Nascido David Robert Jones, em Londres, em 1947, Bowie construiu uma das trajetórias mais inventivas e transformadoras da música mundial. Desde o início da carreira, nos anos 1960, mostrou que sua obra não se limitaria a gêneros, fórmulas ou expectativas de mercado. Pelo contrário: Bowie fez da reinvenção constante sua marca principal.
Foi nos anos 1970 que ele se tornou um fenômeno global, ao criar personagens que romperam padrões estéticos e comportamentais. Ziggy Stardust, o andrógino mensageiro do rock vindo do espaço, não apenas redefiniu o glam rock, como abriu caminho para debates sobre identidade, gênero e performance em uma época ainda marcada por fortes conservadorismos. Bowie transformou o palco em um espaço de experimentação artística total.
Ao longo das décadas seguintes, transitou com liberdade entre estilos e linguagens. Do soul e do funk em Young Americans, à fase experimental da chamada Trilogia de Berlim (Low, “Heroes” e Lodger), passando pelo pop sofisticado dos anos 1980, Bowie nunca se acomodou. Cada álbum representava um risco, uma ruptura, um passo à frente — mesmo quando isso significava desafiar seu próprio sucesso comercial.

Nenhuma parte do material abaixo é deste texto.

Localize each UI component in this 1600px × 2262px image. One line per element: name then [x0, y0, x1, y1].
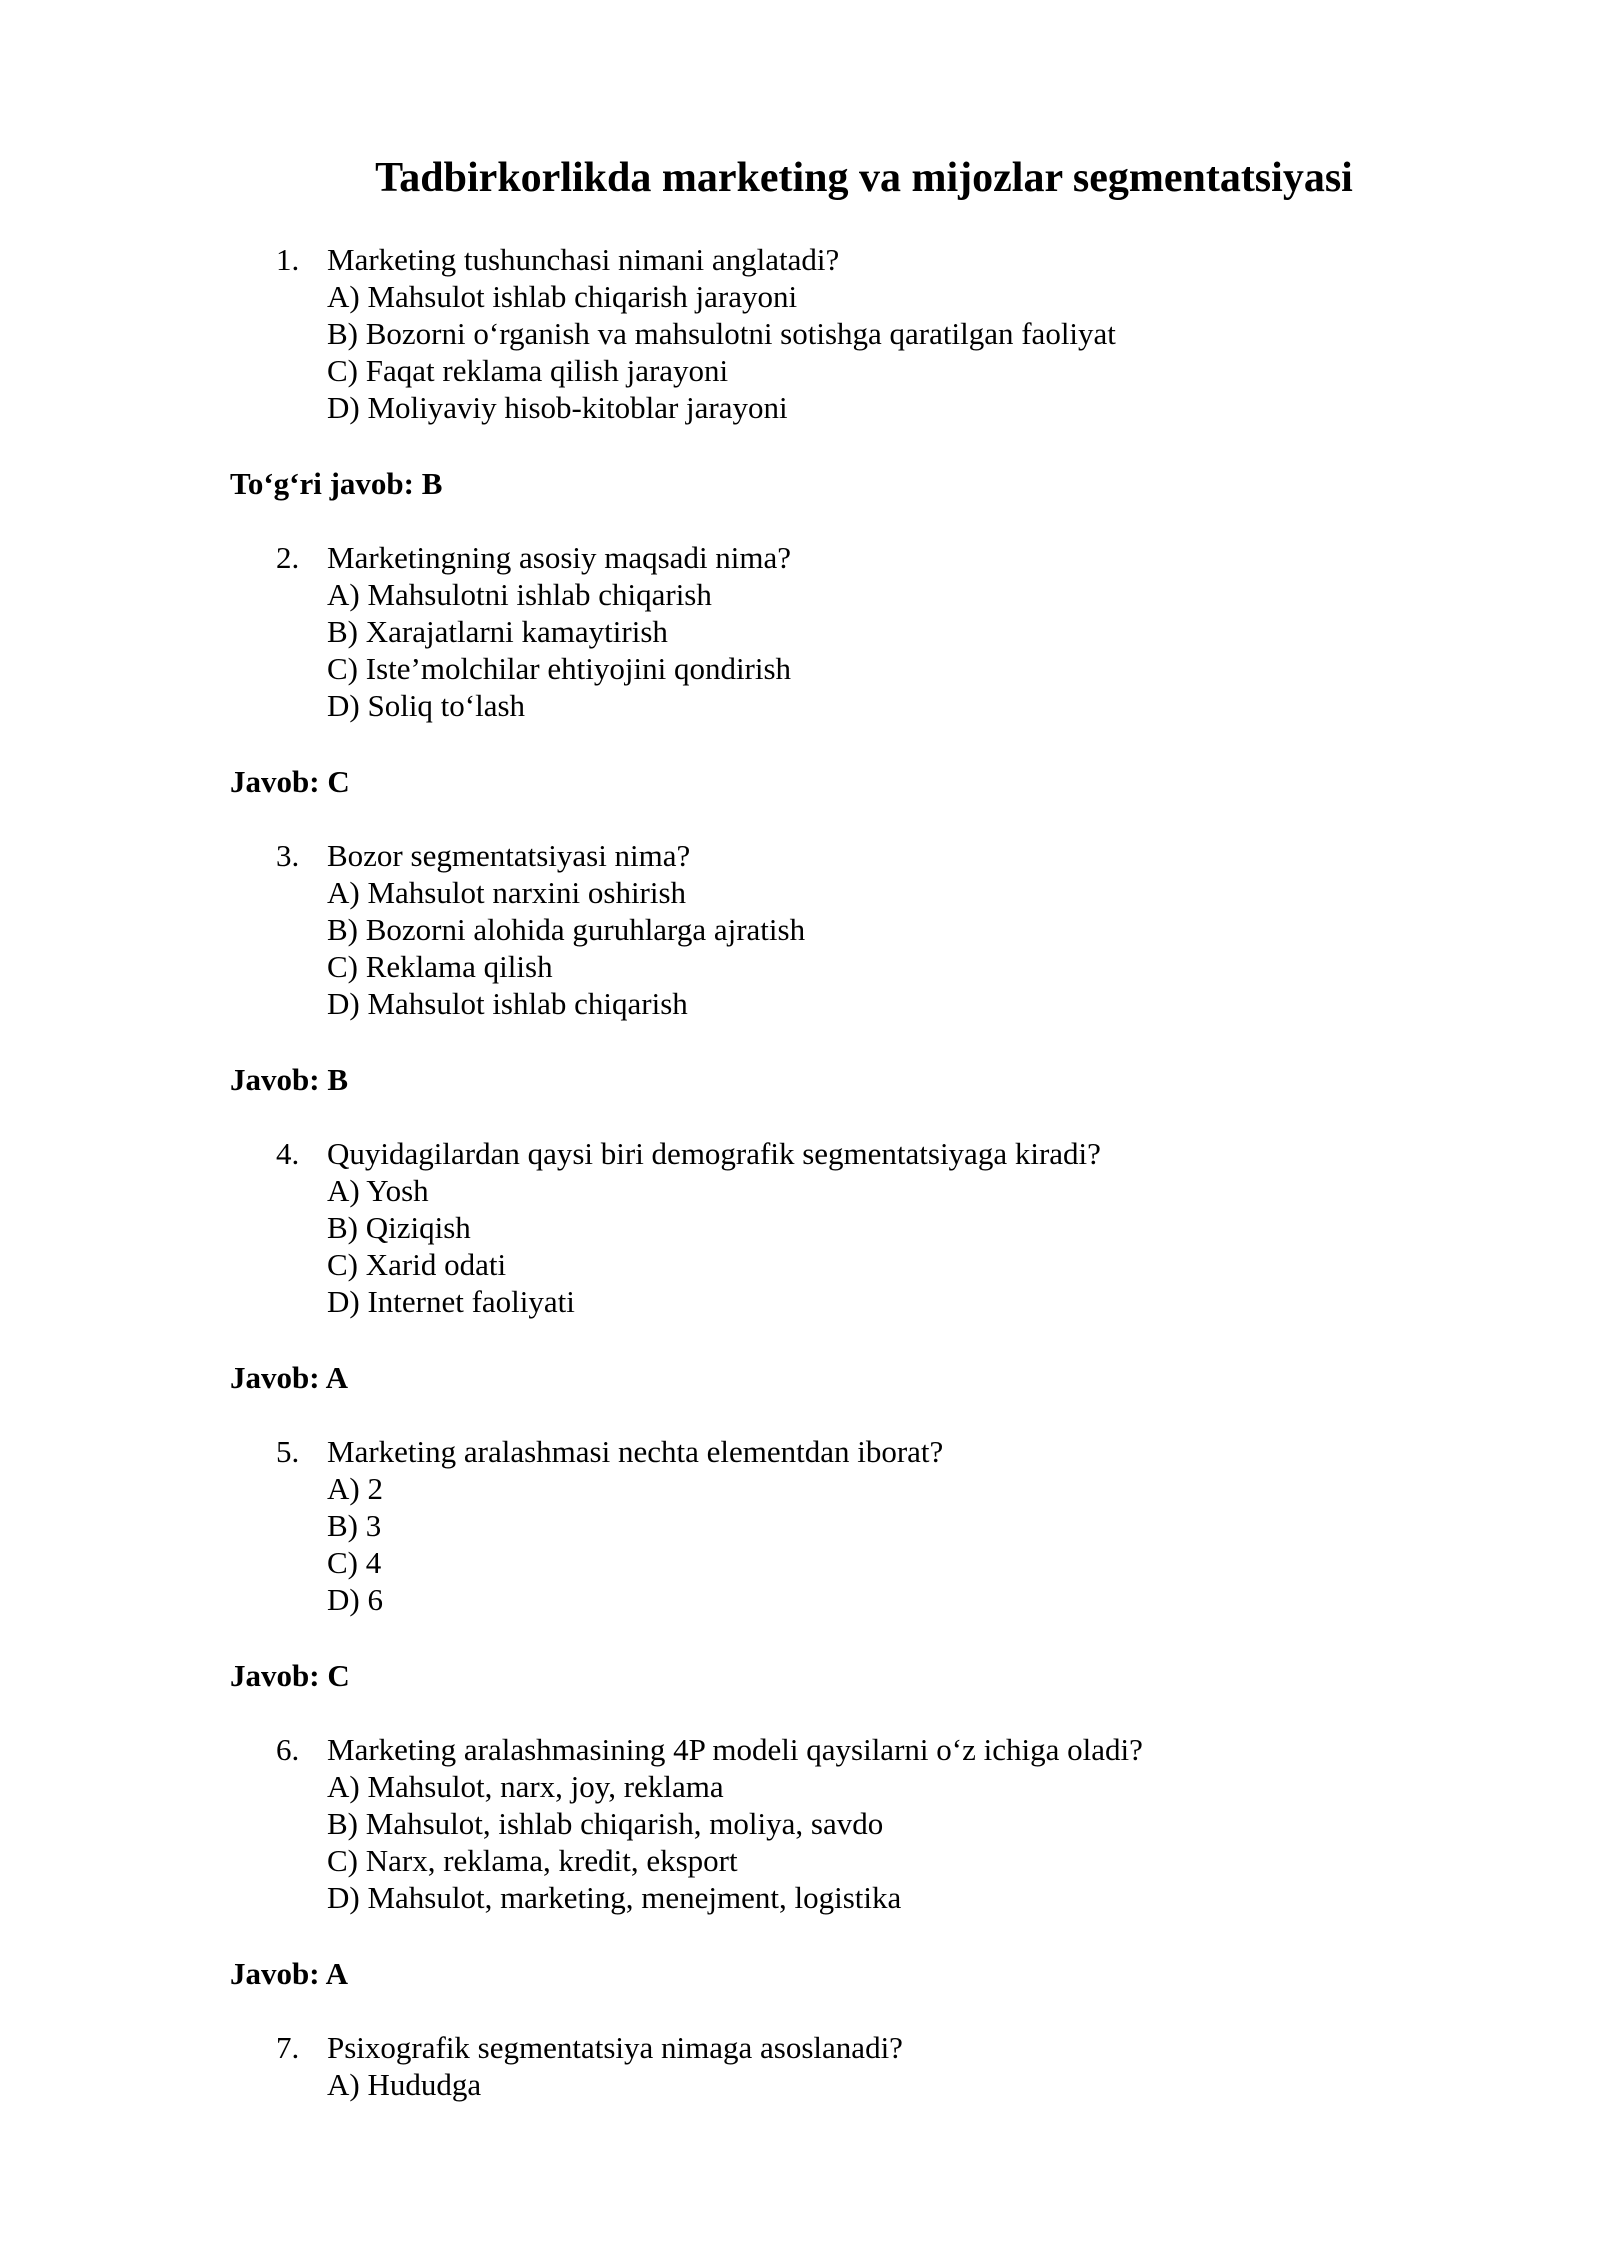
question-number: 1.: [276, 242, 300, 277]
question-number: 3.: [276, 838, 300, 873]
option-c: C) 4: [327, 1545, 382, 1580]
option-d: D) Moliyaviy hisob-kitoblar jarayoni: [327, 390, 788, 425]
option-a: A) 2: [327, 1471, 383, 1506]
option-a: A) Mahsulot ishlab chiqarish jarayoni: [327, 279, 798, 314]
question-text: Marketingning asosiy maqsadi nima?: [327, 540, 792, 575]
answer-line: Javob: B: [230, 1062, 348, 1097]
option-b: B) Qiziqish: [327, 1210, 471, 1245]
option-b: B) Mahsulot, ishlab chiqarish, moliya, savdo: [327, 1806, 884, 1841]
option-a: A) Mahsulotni ishlab chiqarish: [327, 577, 712, 612]
option-c: C) Narx, reklama, kredit, eksport: [327, 1843, 738, 1878]
option-c: C) Reklama qilish: [327, 949, 553, 984]
option-a: A) Mahsulot narxini oshirish: [327, 875, 687, 910]
question-number: 7.: [276, 2030, 300, 2065]
option-b: B) Xarajatlarni kamaytirish: [327, 614, 668, 649]
option-c: C) Iste’molchilar ehtiyojini qondirish: [327, 651, 792, 686]
question-number: 4.: [276, 1136, 300, 1171]
question-number: 5.: [276, 1434, 300, 1469]
answer-line: Javob: A: [230, 1360, 348, 1395]
question-text: Bozor segmentatsiyasi nima?: [327, 838, 691, 873]
option-d: D) Soliq to‘lash: [327, 688, 526, 723]
page-title: Tadbirkorlikda marketing va mijozlar segmentatsiyasi: [375, 155, 1353, 201]
question-text: Psixografik segmentatsiya nimaga asoslanadi?: [327, 2030, 903, 2065]
question-number: 6.: [276, 1732, 300, 1767]
answer-line: Javob: C: [230, 1658, 350, 1693]
option-b: B) Bozorni alohida guruhlarga ajratish: [327, 912, 806, 947]
question-number: 2.: [276, 540, 300, 575]
option-d: D) Internet faoliyati: [327, 1284, 575, 1319]
option-d: D) Mahsulot ishlab chiqarish: [327, 986, 688, 1021]
option-b: B) 3: [327, 1508, 382, 1543]
question-text: Marketing tushunchasi nimani anglatadi?: [327, 242, 840, 277]
option-c: C) Faqat reklama qilish jarayoni: [327, 353, 729, 388]
question-text: Quyidagilardan qaysi biri demografik segmentatsiyaga kiradi?: [327, 1136, 1101, 1171]
answer-line: Javob: C: [230, 764, 350, 799]
option-c: C) Xarid odati: [327, 1247, 507, 1282]
option-d: D) 6: [327, 1582, 383, 1617]
answer-line: Javob: A: [230, 1956, 348, 1991]
question-text: Marketing aralashmasi nechta elementdan iborat?: [327, 1434, 944, 1469]
option-a: A) Mahsulot, narx, joy, reklama: [327, 1769, 724, 1804]
option-a: A) Hududga: [327, 2067, 482, 2102]
answer-line: To‘g‘ri javob: B: [230, 466, 443, 501]
option-b: B) Bozorni o‘rganish va mahsulotni sotishga qaratilgan faoliyat: [327, 316, 1116, 351]
option-a: A) Yosh: [327, 1173, 429, 1208]
question-text: Marketing aralashmasining 4P modeli qaysilarni o‘z ichiga oladi?: [327, 1732, 1143, 1767]
option-d: D) Mahsulot, marketing, menejment, logistika: [327, 1880, 902, 1915]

Mais do que um músico, Bowie foi um artista multidisciplinar. Atuou no cinema e no teatro, dialogou com a moda, as artes visuais e a literatura, e influenciou gerações de criadores ao provar que a música pop pode ser, simultaneamente, popular, conceitual e profundamente autoral.
Sua importância para a música mundial também está na capacidade de antecipar movimentos culturais. Bowie percebeu cedo a força da MTV, a fusão entre imagem e som, o impacto da tecnologia na criação artística e as transformações do consumo cultural. Sempre à frente de seu tempo, fez da arte um espaço de reflexão sobre o futuro, a alienação, o desejo, a morte e a condição humana.
Blackstar, lançado no dia de seu aniversário, tornou-se um testamento artístico. Ao transformar sua própria finitude em obra, Bowie encerrou a carreira com a mesma coragem estética que a definiu desde o início. Um gesto raro, potente e profundamente comovente.
Dez anos após sua morte, David Bowie segue vivo na cultura, não apenas como ícone, mas como referência de liberdade criativa. Seu legado não está preso a um estilo ou época, mas à ideia de que a arte deve provocar, inquietar e se transformar — assim como o mundo e as pessoas que a habitam.
No dia em que celebramos o aniversário de um artista que mudou os rumos da música, Bowie permanece como aquilo que sempre foi: um farol para quem entende a arte como espaço de invenção e liberdade.